Sio Sam Ong
- Founded: c.1940; 86 years ago
- Founding location: Penang, Straits Settlements
- Ethnicity: Hokkien
- Leader: Ong King Ee
- Activities: heroin trafficking, prostitution, scamming, kidnapping, corruption
- Allies: Barisan Nasional
- Rivals: Sio Sam Ong renegades

= Sio Sam Ong =

Sio Sam Ong (Chinese: 小三王), literally meaning "Three Little Kings", or SSO, for short, is a leading Chinese triad in Malaysia; with a strong presence in the north (i.e. Kedah, Perlis). Mainly based in Penang and Selangor. It is widely considered to be one of the most powerful triads in the country. Like their counterparts in Singapore and Taiwan, the Sio Sam Ong mostly consists of the Hokkien ethnic group.

== Background ==

It is believed that Sio Sam Ong was established during the 1940s to 1950s; being mainly active in northern Malaysia. According to the Malaysian police, Sio Sam Ong is currently one of the most active triads after Aek En Sang, Ang Soon Toong, Salakau Singapore, Ghee Heng, Ang Bin Hoay and Chaun San in Malaysia. it is believed that they have around 500,000 members and involved in 100 countries. In Malaysia, they were actively involved in politics by joining the government coalition (Barisan Nasional) parties United Malays National Organisation (UMNO) and the Malaysian Chinese Association (MCA) to cover up their identity. They use the code of 3821 gang, and 36 international brothers/ red international army according to the hoax of Chinese triads history. The gang was formerly headed by Bull Head, Ong King Ee, nicknamed "Jackie Chan".

According to Penang police, the triad has been involved in international drug trafficking, kidnapping, murder, extortion, racketeering and loansharking at its height.

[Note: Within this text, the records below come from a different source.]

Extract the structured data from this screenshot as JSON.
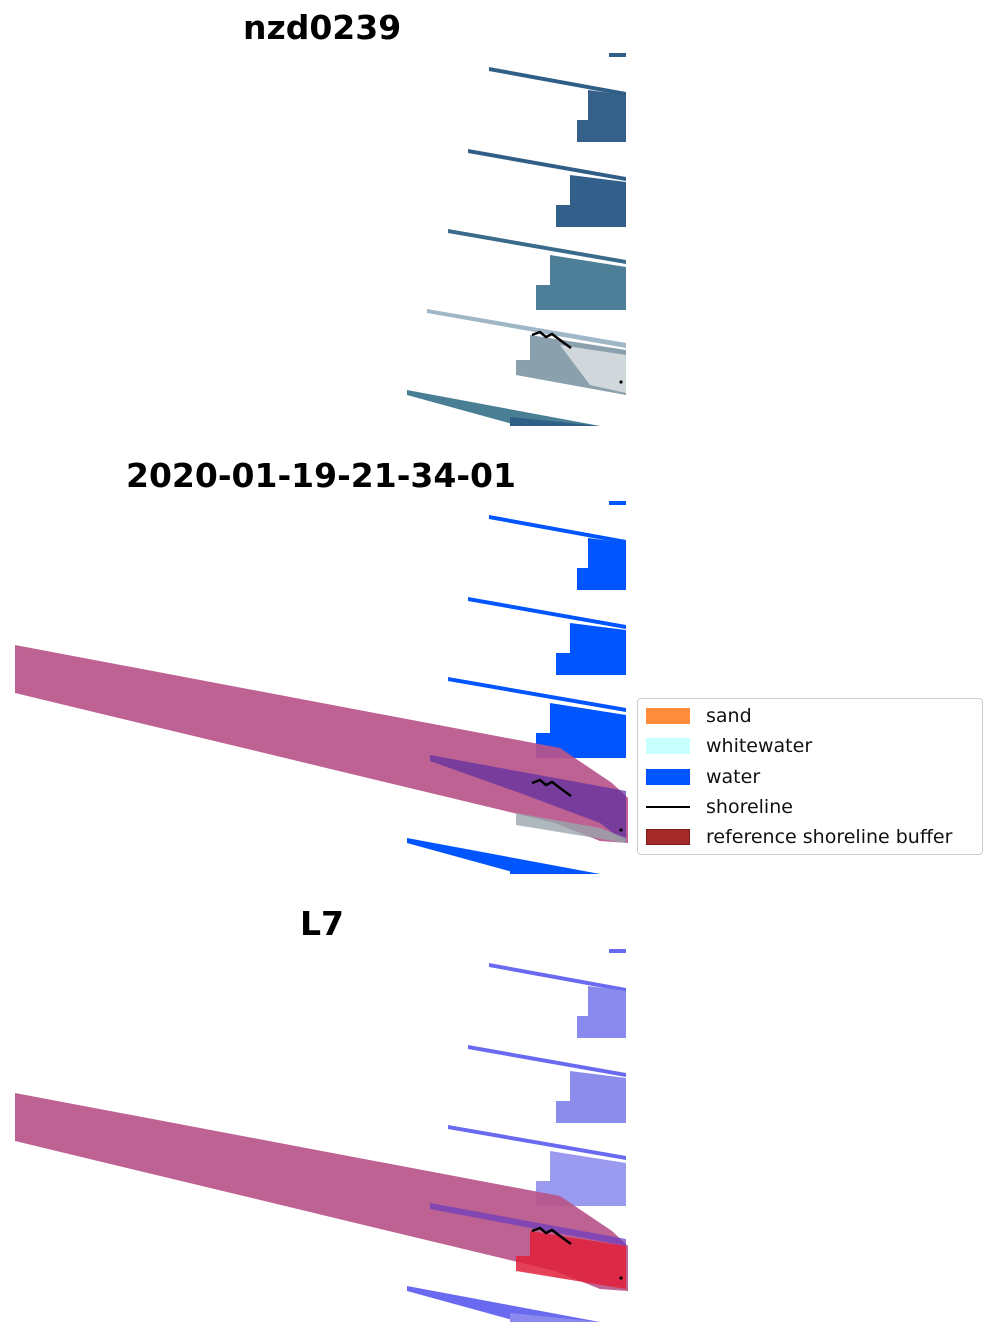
{
  "panels": [
    {
      "title": "nzd0239",
      "mode": "rgb"
    },
    {
      "title": "2020-01-19-21-34-01",
      "mode": "classified"
    },
    {
      "title": "L7",
      "mode": "index"
    }
  ],
  "legend": {
    "items": [
      {
        "label": "sand",
        "kind": "patch",
        "color": "#ff8c3a"
      },
      {
        "label": "whitewater",
        "kind": "patch",
        "color": "#c8ffff"
      },
      {
        "label": "water",
        "kind": "patch",
        "color": "#0055ff"
      },
      {
        "label": "shoreline",
        "kind": "line",
        "color": "#000000"
      },
      {
        "label": "reference shoreline buffer",
        "kind": "patch",
        "color": "#a52a2a"
      }
    ]
  },
  "colors": {
    "buffer": "#b8558a",
    "water_class": "#0055ff",
    "rgb_strip": "#2f5f86",
    "index_strip": "#6a6af0",
    "shoreline": "#000000"
  }
}
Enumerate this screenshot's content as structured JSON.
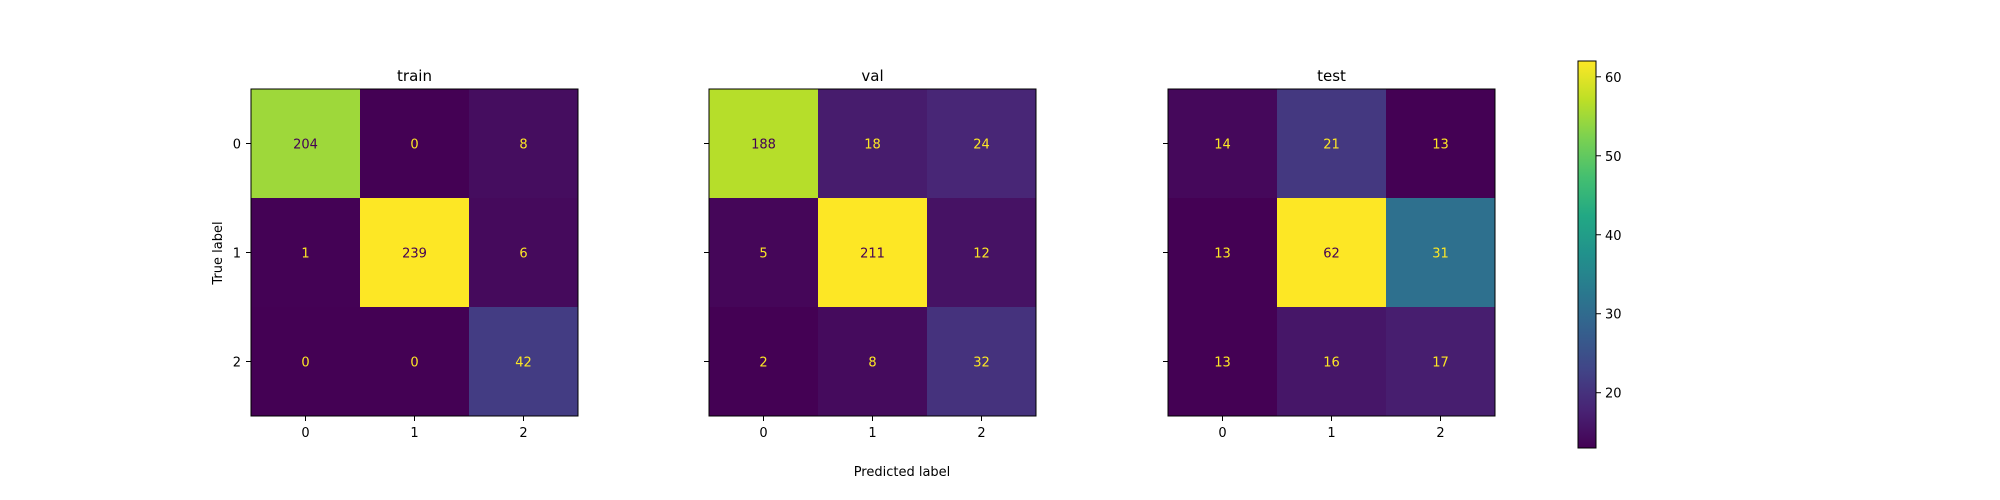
{
  "chart_data": {
    "type": "heatmap",
    "kind": "confusion-matrix-set",
    "colormap": "viridis",
    "xlabel": "Predicted label",
    "ylabel": "True label",
    "labels": [
      "0",
      "1",
      "2"
    ],
    "panels": [
      {
        "title": "train",
        "matrix": [
          [
            204,
            0,
            8
          ],
          [
            1,
            239,
            6
          ],
          [
            0,
            0,
            42
          ]
        ],
        "vmin": 0,
        "vmax": 239
      },
      {
        "title": "val",
        "matrix": [
          [
            188,
            18,
            24
          ],
          [
            5,
            211,
            12
          ],
          [
            2,
            8,
            32
          ]
        ],
        "vmin": 2,
        "vmax": 211
      },
      {
        "title": "test",
        "matrix": [
          [
            14,
            21,
            13
          ],
          [
            13,
            62,
            31
          ],
          [
            13,
            16,
            17
          ]
        ],
        "vmin": 13,
        "vmax": 62
      }
    ],
    "colorbar": {
      "min": 13,
      "max": 62,
      "ticks": [
        "20",
        "30",
        "40",
        "50",
        "60"
      ]
    },
    "text_colors": {
      "light": "#fde725",
      "dark": "#440154"
    },
    "grid": false
  }
}
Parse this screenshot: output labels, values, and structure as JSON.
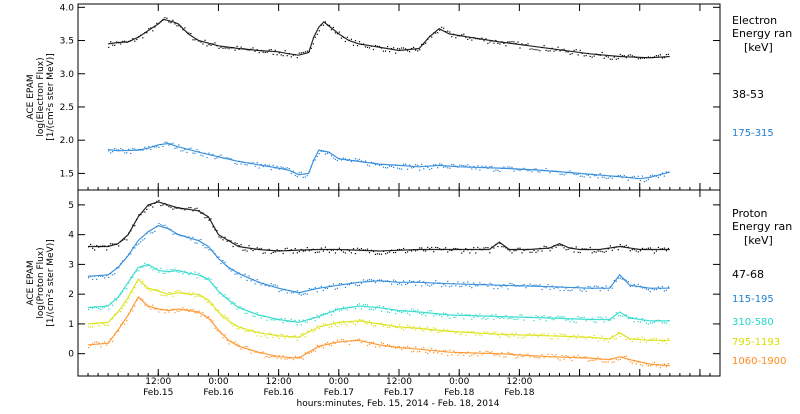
{
  "chart_data": [
    {
      "type": "scatter",
      "panel": "electron",
      "ylabel_lines": [
        "ACE EPAM",
        "log(Electron Flux)",
        "[1/(cm²s ster MeV)]"
      ],
      "legend_title_lines": [
        "Electron",
        "Energy ran",
        "[keV]"
      ],
      "ylim": [
        1.25,
        4.05
      ],
      "yticks": [
        1.5,
        2.0,
        2.5,
        3.0,
        3.5,
        4.0
      ],
      "ytick_labels": [
        "1.5",
        "2.0",
        "2.5",
        "3.0",
        "3.5",
        "4.0"
      ],
      "x_unit": "hours since 2014-02-15 00:00",
      "series": [
        {
          "name": "38-53",
          "color": "#000000",
          "x": [
            2,
            4,
            6,
            8,
            10,
            11,
            12,
            13,
            14,
            15,
            16,
            18,
            20,
            24,
            28,
            32,
            36,
            38,
            40,
            42,
            43,
            44,
            45,
            46,
            48,
            50,
            52,
            56,
            60,
            64,
            66,
            68,
            70,
            74,
            80,
            86,
            92,
            98,
            104,
            110,
            114
          ],
          "y": [
            3.45,
            3.47,
            3.48,
            3.55,
            3.65,
            3.7,
            3.75,
            3.82,
            3.8,
            3.78,
            3.75,
            3.6,
            3.5,
            3.42,
            3.38,
            3.35,
            3.33,
            3.3,
            3.28,
            3.32,
            3.55,
            3.7,
            3.78,
            3.72,
            3.6,
            3.5,
            3.45,
            3.4,
            3.35,
            3.38,
            3.55,
            3.68,
            3.6,
            3.55,
            3.48,
            3.42,
            3.36,
            3.3,
            3.26,
            3.24,
            3.26
          ]
        },
        {
          "name": "175-315",
          "color": "#1f7fd6",
          "x": [
            2,
            4,
            8,
            10,
            12,
            14,
            16,
            20,
            24,
            28,
            32,
            36,
            38,
            40,
            42,
            43,
            44,
            46,
            48,
            52,
            56,
            60,
            64,
            68,
            72,
            80,
            88,
            96,
            104,
            108,
            110,
            112,
            114
          ],
          "y": [
            1.86,
            1.84,
            1.85,
            1.88,
            1.93,
            1.95,
            1.9,
            1.82,
            1.75,
            1.68,
            1.63,
            1.58,
            1.55,
            1.48,
            1.5,
            1.7,
            1.85,
            1.82,
            1.72,
            1.68,
            1.64,
            1.62,
            1.6,
            1.62,
            1.6,
            1.58,
            1.55,
            1.5,
            1.45,
            1.42,
            1.44,
            1.48,
            1.52
          ]
        }
      ]
    },
    {
      "type": "scatter",
      "panel": "proton",
      "ylabel_lines": [
        "ACE EPAM",
        "log(Proton Flux)",
        "[1/(cm²s ster MeV)]"
      ],
      "legend_title_lines": [
        "Proton",
        "Energy ran",
        "[keV]"
      ],
      "ylim": [
        -0.75,
        5.5
      ],
      "yticks": [
        0,
        1,
        2,
        3,
        4,
        5
      ],
      "ytick_labels": [
        "0",
        "1",
        "2",
        "3",
        "4",
        "5"
      ],
      "x_unit": "hours since 2014-02-15 00:00",
      "series": [
        {
          "name": "47-68",
          "color": "#000000",
          "x": [
            -2,
            2,
            4,
            6,
            8,
            10,
            12,
            14,
            16,
            18,
            20,
            22,
            24,
            26,
            28,
            32,
            36,
            40,
            44,
            48,
            56,
            64,
            72,
            78,
            80,
            82,
            86,
            90,
            92,
            94,
            96,
            100,
            104,
            108,
            114
          ],
          "y": [
            3.6,
            3.6,
            3.7,
            4.0,
            4.6,
            5.0,
            5.1,
            5.0,
            4.9,
            4.85,
            4.8,
            4.6,
            4.0,
            3.8,
            3.6,
            3.5,
            3.45,
            3.48,
            3.5,
            3.5,
            3.45,
            3.5,
            3.5,
            3.5,
            3.75,
            3.5,
            3.5,
            3.55,
            3.7,
            3.55,
            3.5,
            3.5,
            3.6,
            3.5,
            3.5
          ]
        },
        {
          "name": "115-195",
          "color": "#1f7fd6",
          "x": [
            -2,
            2,
            4,
            6,
            8,
            10,
            12,
            14,
            16,
            18,
            20,
            22,
            24,
            26,
            28,
            32,
            36,
            40,
            44,
            48,
            52,
            56,
            60,
            64,
            70,
            80,
            90,
            98,
            102,
            104,
            106,
            110,
            114
          ],
          "y": [
            2.6,
            2.65,
            2.9,
            3.3,
            3.8,
            4.1,
            4.3,
            4.2,
            4.0,
            3.9,
            3.8,
            3.6,
            3.2,
            2.9,
            2.7,
            2.4,
            2.2,
            2.05,
            2.2,
            2.3,
            2.4,
            2.45,
            2.4,
            2.4,
            2.35,
            2.3,
            2.25,
            2.2,
            2.2,
            2.65,
            2.3,
            2.2,
            2.2
          ]
        },
        {
          "name": "310-580",
          "color": "#22d8c8",
          "x": [
            -2,
            2,
            4,
            6,
            8,
            10,
            12,
            14,
            16,
            18,
            20,
            22,
            24,
            26,
            28,
            32,
            36,
            40,
            44,
            48,
            52,
            56,
            60,
            64,
            70,
            80,
            90,
            98,
            102,
            104,
            106,
            110,
            114
          ],
          "y": [
            1.55,
            1.6,
            1.9,
            2.4,
            2.9,
            3.0,
            2.8,
            2.75,
            2.8,
            2.7,
            2.65,
            2.5,
            2.1,
            1.8,
            1.55,
            1.3,
            1.15,
            1.05,
            1.25,
            1.5,
            1.6,
            1.55,
            1.45,
            1.4,
            1.3,
            1.25,
            1.2,
            1.15,
            1.15,
            1.4,
            1.2,
            1.1,
            1.1
          ]
        },
        {
          "name": "795-1193",
          "color": "#d8e000",
          "x": [
            -2,
            2,
            4,
            6,
            8,
            10,
            12,
            14,
            16,
            18,
            20,
            22,
            24,
            26,
            28,
            32,
            36,
            40,
            44,
            48,
            52,
            56,
            60,
            64,
            70,
            80,
            90,
            98,
            102,
            104,
            106,
            110,
            114
          ],
          "y": [
            1.0,
            1.05,
            1.4,
            1.9,
            2.5,
            2.2,
            2.1,
            2.0,
            2.05,
            2.0,
            2.0,
            1.8,
            1.4,
            1.1,
            0.9,
            0.7,
            0.6,
            0.55,
            0.9,
            1.05,
            1.1,
            1.0,
            0.9,
            0.85,
            0.75,
            0.65,
            0.6,
            0.55,
            0.5,
            0.7,
            0.5,
            0.45,
            0.45
          ]
        },
        {
          "name": "1060-1900",
          "color": "#ff8c1a",
          "x": [
            -2,
            2,
            4,
            6,
            8,
            10,
            12,
            14,
            16,
            18,
            20,
            22,
            24,
            26,
            28,
            32,
            36,
            40,
            44,
            48,
            52,
            56,
            60,
            64,
            70,
            80,
            90,
            98,
            102,
            104,
            106,
            110,
            114
          ],
          "y": [
            0.3,
            0.35,
            0.8,
            1.3,
            1.9,
            1.6,
            1.5,
            1.45,
            1.5,
            1.45,
            1.4,
            1.2,
            0.8,
            0.45,
            0.25,
            0.05,
            -0.1,
            -0.15,
            0.25,
            0.4,
            0.45,
            0.3,
            0.2,
            0.15,
            0.05,
            0.0,
            -0.1,
            -0.15,
            -0.2,
            -0.1,
            -0.2,
            -0.35,
            -0.4
          ]
        }
      ]
    }
  ],
  "x_axis": {
    "range_hours": [
      -4,
      124
    ],
    "ticks_hours": [
      12,
      24,
      36,
      48,
      60,
      72,
      84,
      96,
      108,
      120
    ],
    "tick_labels_top": [
      "12:00",
      "0:00",
      "12:00",
      "0:00",
      "12:00",
      "0:00",
      "12:00"
    ],
    "tick_labels_bottom": [
      "Feb.15",
      "Feb.16",
      "Feb.16",
      "Feb.17",
      "Feb.17",
      "Feb.18",
      "Feb.18"
    ],
    "labeled_tick_hours": [
      12,
      24,
      36,
      48,
      60,
      72,
      84
    ],
    "title": "hours:minutes, Feb. 15, 2014 - Feb. 18, 2014"
  }
}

Sio Sam Ong members were also suspected of involvement in at least 10 murders in the Penang in the late 1980s and early 1990s, including a notorious massacre at pre-wedding celebration in the Sungai Petani district of Kedah in September 1992, where six people were shot to death. In December of the same year, five skeletal remains with their hands tied behind their backs, believed to be Sio Sam Ong members who betrayed the gang, were exhumed from unmarked graves in Mount Erskine, Penang. Many of its high-ranking members are still high on the Malaysian Police wanted list.